The Politics of Touting a ‘European’ Canada
By Daniel Béland
June 29, 2025
On June 23rd, during the Canada-European Union Summit in Brussels where he signed a new Security and Defence Partnership, Prime Minister Mark Carney uttered a phrase that he and Liberal cabinet minister Mélanie Joly had used before: Canada, Carney said, is “the most European of non-European countries”.
Although some commentators agreed with the Prime Minister’s claim, others reacted negatively, arguing, among other things, that Canada has much more in common with the United States than with European countries.
Prime Minister Carney’s claim that Canada is “the most European of non-European countries” is not a rigorous social scientific argument that should be assessed empirically but a key rhetorical element of a broader political discourse and foreign policy strategy.
Considering this, we have to place this phrase in the broader context of Carney’s June 23rd statement. In it, he stated that “Canada looks first to the European Union to build a better world”. He also emphasized the need for Canada to work with “like-minded partners” while fostering a “rules-based international order” based on shared values, interests, and trust.
In his speech, Carney did not criticize or even mention US President Donald Trump and yet some of his statements about what Canada and Europe have in common today can be understood as an implicit rebuttal of the current occupant of the White House.
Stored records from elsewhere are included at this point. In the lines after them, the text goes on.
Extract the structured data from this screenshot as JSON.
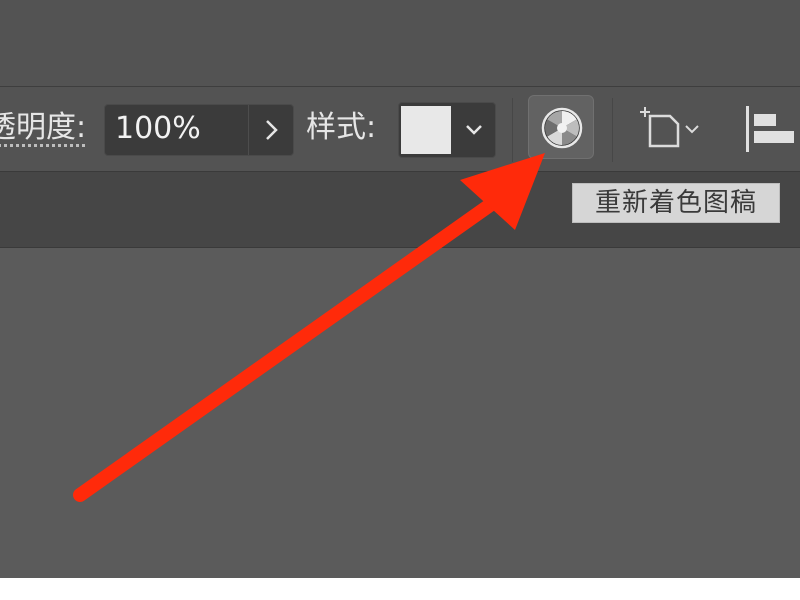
{
  "control_bar": {
    "opacity_label": "透明度:",
    "opacity_value": "100%",
    "style_label": "样式:",
    "style_swatch_color": "#e8e8e8"
  },
  "recolor_button": {
    "icon": "color-wheel-icon",
    "tooltip": "重新着色图稿"
  },
  "other_icons": [
    "chevron-right-icon",
    "chevron-down-icon",
    "shape-transform-icon",
    "align-left-icon"
  ],
  "annotation": {
    "arrow_color": "#ff2a0a",
    "arrow_target": "recolor-button"
  }
}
This is where the phrase “the most European of non-European countries,” which is sociologically and historically debatable, makes sense politically.
What the Carney government is trying to do here is implicitly emphasize the larger-than-ever diplomatic continental divide between Canada and the United States by stressing our similarities with European countries, which themselves are different from each other notwithstanding the institutional structure provided by the European Union.
Carney’s claim that Canada is ‘the most European of non-European countries’ is not a rigorous social scientific argument that should be assessed empirically but a key rhetorical element of a broader political discourse and foreign policy strategy.
Just as the EU is a political project that seeks to bring together countries that can be quite different from one another (e.g., Estonia and Portugal are culturally dissimilar to say the least), Canada can forge a much stronger alliance with both the European Union and specific European countries without negating its reality as a highly diverse North American country that seeks to assert itself vis-à-vis its powerful and currently politically unfriendly neighbor.
It is hard to assess empirically whether Canada is “the Most European of Non-European countries” (a short visit to Argentina might convince one that Argentina is another strong contender among several other cases) but, in the end, we can recognize that making us closer to the European Union and its members is a legitimate and necessary project, regardless of whether we fully embrace Prime Minister Carney’s rhetoric about our European-ness.
More generally, we can both recognize key differences between our country and our European partners while stressing the importance of increasing our diplomatic, economic, and security ties with them. However, this type of complex argument is probably at odds with the expediencies of political rhetoric.
In this context, we should understand the Prime Minister’s statement that Canada is “the most European of non-European countries” as an aspirational claim about the need for our country to become closer to Europe diplomatically, economically, and militarily rather than as a rigorous historical and sociological statement about what Canada is.
Definitively answering the question of Canada’s European-ness relative to that of other countries would require extensive qualitative and quantitative comparative analysis. This is not a particularly interesting question from a social scientific standpoint, and because the answer would vary according to the factors we would emphasize in this comparative research.
Better to recognize the distinct nature of political rhetoric and think about whether it is effective in helping Canada to strengthen its relationship with the European Union, which is by far the most crucial thing at stake here, from a policy standpoint.
Daniel Béland is professor of political science and director (on leave) of the McGill Institute for the Study of Canada at McGill University.